+350
-19
beyler anlatacağım olay yüzde yüz başıma gelmiş tamamen gerçek bir olaydır. bu yıl şubat ayının sonları falandı ama mevsime göre sıcak bir hava vardı. neyse dedik de e hadi beşiktaşa inelim yemek yiyelim oradan sahilde yürür sıtarbaksa geçeriz. ben hayatımda sıtarbaksa gitmedim ama kahve dünyasına gitmiştim türk kahvesi içmiştim. içimden dedim ki türk kahvesi söylerim gene ama kafamda nasıl kuruyorum görseniz halime ağlarsınız. cebimdeki paradan sıtarbaksa girişimi kahve söyleyişimi falan hepsini içimden tekrar ediyorum prova falan yapıyorum. ulan kızlar da yanımızda. aslı bi kaç defa sordu noldu daldın falan diye. diyemedim ki kıza böyle böyle diye. rezil olurum amk. neyse yürüdük falan karnıma ağrılar giriyor amk neden bu kadar heyecan yaptım anlamadım. sonra aklıma geldi ulan ben bu amerikanvari yerde türk kahvesi söylersem rezil olurum en az 1 yıllık dalga malzemesi çıkar. en iyisi başka bir şey söyleyeyim sonra yıllardır içtiğim 3ü1 arada geldi aklıma. hah tamam dedi 3ü1 arada söylüyorum ama sonra saçmalama amk dedim. nescafe ne arasın sıtarbaksta. sonra çaktırmadan bizimkilerden laf almaya çalıştım aslıya dönüp;
-bence cafe nero daha güzel ya sıtarbakstan. hem italyanlar amerikalılardan iyi kahve yapıyormuş dedim.(içimden de; he amk cafe neroya da çok gittin ya diyorum)
neyse aslı da;
-ya aslında cafe nero da iyi ama orada "Signature Hot Chocolatte grande" yok dedi.
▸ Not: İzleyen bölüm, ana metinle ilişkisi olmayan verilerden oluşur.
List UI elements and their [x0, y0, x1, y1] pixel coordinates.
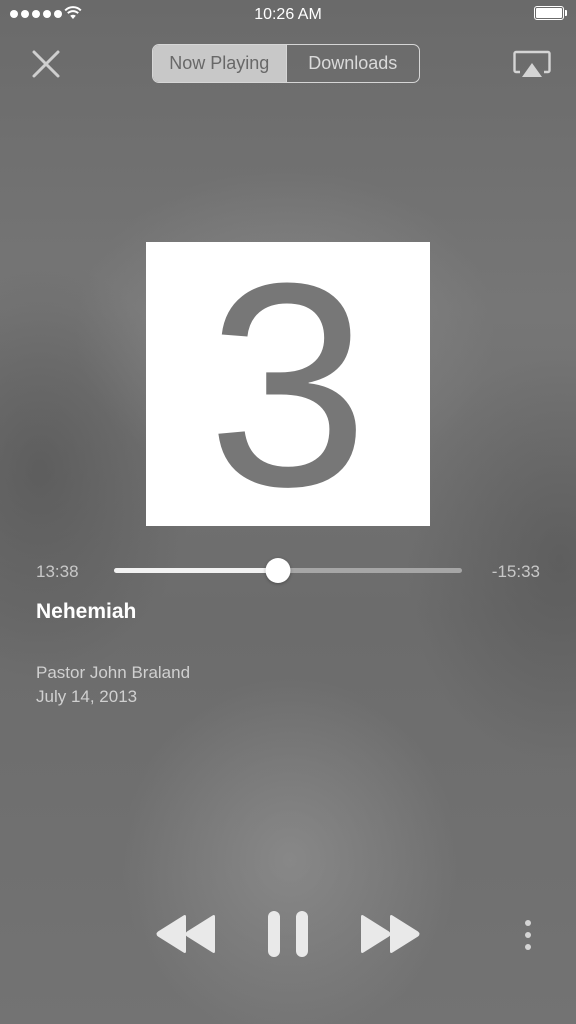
airplay-button[interactable]	[513, 50, 551, 80]
elapsed-time: 13:38	[36, 562, 79, 581]
track-speaker: Pastor John Braland	[36, 663, 191, 682]
airplay-icon	[513, 50, 551, 77]
segmented-control: Now Playing Downloads	[152, 44, 420, 83]
artwork-number: 3	[207, 223, 369, 547]
rewind-button[interactable]	[155, 912, 217, 956]
fast-forward-button[interactable]	[359, 912, 421, 956]
rewind-icon	[156, 915, 215, 953]
fast-forward-icon	[361, 915, 420, 953]
status-time: 10:26 AM	[254, 6, 322, 23]
more-icon	[525, 920, 531, 950]
progress-thumb[interactable]	[265, 558, 291, 583]
progress-slider[interactable]	[114, 558, 462, 583]
pause-icon	[268, 911, 308, 957]
progress-fill	[114, 568, 278, 573]
battery-icon	[534, 6, 568, 20]
track-date: July 14, 2013	[36, 687, 138, 706]
remaining-time: -15:33	[491, 562, 540, 581]
pause-button[interactable]	[266, 910, 310, 958]
album-artwork: 3	[146, 240, 430, 530]
tab-now-playing[interactable]: Now Playing	[153, 45, 286, 82]
tab-downloads[interactable]: Downloads	[285, 45, 420, 82]
close-button[interactable]	[30, 48, 62, 80]
more-options-button[interactable]	[518, 916, 538, 954]
close-icon	[32, 50, 60, 78]
track-title: Nehemiah	[36, 600, 137, 623]
status-bar: 10:26 AM	[0, 0, 576, 30]
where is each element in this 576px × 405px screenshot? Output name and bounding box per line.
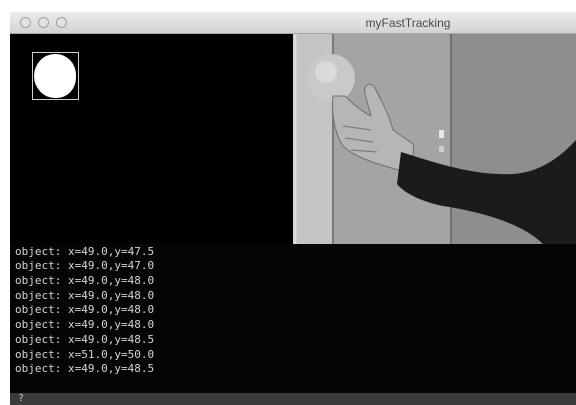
camera-view xyxy=(293,34,576,244)
terminal-line: object: x=49.0,y=47.0 xyxy=(15,259,155,272)
threshold-mask-view xyxy=(10,34,293,244)
bounding-box xyxy=(32,52,79,100)
terminal-prompt[interactable]: ? xyxy=(18,393,24,405)
terminal-line: object: x=49.0,y=48.0 xyxy=(15,274,155,287)
terminal-line: object: x=49.0,y=48.5 xyxy=(15,362,155,375)
terminal-line: object: x=49.0,y=48.0 xyxy=(15,303,155,316)
terminal-line: object: x=49.0,y=48.0 xyxy=(15,318,155,331)
title-bar[interactable]: myFastTracking xyxy=(10,12,576,34)
terminal-line: object: x=51.0,y=50.0 xyxy=(15,348,155,361)
camera-image xyxy=(293,34,576,244)
terminal-input-bar[interactable] xyxy=(10,393,576,405)
terminal-console[interactable]: object: x=49.0,y=47.5 object: x=49.0,y=4… xyxy=(10,244,576,405)
terminal-line: object: x=49.0,y=48.0 xyxy=(15,289,155,302)
terminal-line: object: x=49.0,y=47.5 xyxy=(15,245,155,258)
app-window: myFastTracking xyxy=(10,12,576,244)
terminal-line: object: x=49.0,y=48.5 xyxy=(15,333,155,346)
window-title: myFastTracking xyxy=(365,16,451,30)
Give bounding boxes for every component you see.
ananı gibeyim ne dedi lan bu şimdi dedim. bir gib anlamadım. o an kulağıma sinato hat çaklıt prandelli gibi bir şey geldi. dedim heralde kahveyi yapan bizim eski antrenör amk. ben de bozuntuya vermeden -aynen ya haklısın o konuda. dedim kapadım konuyu.
bebek'e doğru yaklaştıkça ben nasıl 3,5 atıyorum ama görmeniz lazım. ulan diyorum bir şey olsa da şuradan ışınlansam anasını gibeyim. şubatta bildiğin terliyorum soğuk soğuk. 5 kişiyiz 3ü kız. ben geçtim en arkaya en kötü aynısından derim amk. ulan kendi kendime senaryo uydurup sonra o senaryoyu çöpe atıyorum. aynısından ne lan aynısından ne? esnaf lokantasında öğle yemeyi mi yiyoruz?
girdik beyler içeri Allahtan uzun bir sıra vardı. öndekilere kulak kabartıyorum. bir şeyler duyayım da oradan söylerim falan diye ama nafile ses çok bir gib duyamıyorum. duysam da neye yarar yarak kürek şeyler söylüyorlar amk arapça ingilizce karışımı. birisi bir şey söyledi sonra da karamelli olsun dedi aha dedim heralde dondurma da satıyorlar dondurma mı alsam.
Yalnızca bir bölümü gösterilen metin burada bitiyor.